AI agents increasingly execute procedural workflows as sequential action traces, which obscures latent concurrency and induces repeated step-by-step reasoning. We introduce BPOP, a Bayesianframework that infers a latent dependency partial order from noisy linearized traces. BPOP models traces as stochastic linear extensions of an underlying graph and performs efficient MCMC inference via a tractable frontier-softmax likelihood that avoids #P-hard marginalization over linear extensions. We evaluate on our open-sourced Cloud-IaC-6, a suite of cloud provisioning tasks with heterogeneous LLM-generated traces, and WFCommons scientific workflows.

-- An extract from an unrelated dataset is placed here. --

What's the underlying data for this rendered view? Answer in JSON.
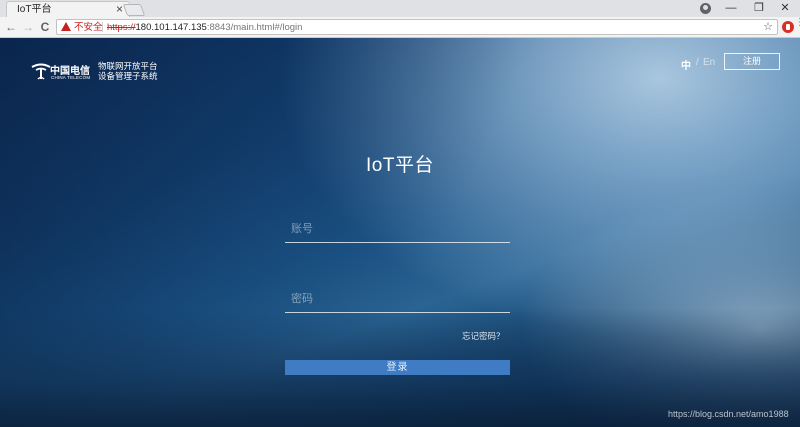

BPOP recover dependency structure more accurately than trace-only and process-mining baselines, and the inferred graphs support a compiled executor that prunes irrelevant context, yielding substantial reductions in token usage and execution time.

翻译：人工智能智能体日益以顺序动作轨迹的形式执行流程化工作流，这掩盖了潜在的并发性并导致重复的逐步推理。本文提出BPOP，一种从含噪声的线性化轨迹中推断潜在依赖偏序关系的贝叶斯框架。BPOP将轨迹建模为底层图结构的随机线性扩展，并通过可处理的前沿-softmax似然函数执行高效MCMC推断，避免了线性扩展的#P-难边际化计算。我们在开源的Cloud-IaC-6（包含异构LLM生成轨迹的云资源配置任务集）和WFCommons科学工作流上进行评估。BPOP在依赖结构恢复方面比纯轨迹基准和流程挖掘基准更准确，且推断出的图结构支持编译执行器剔除无关上下文，从而显著降低令牌使用量和执行时间。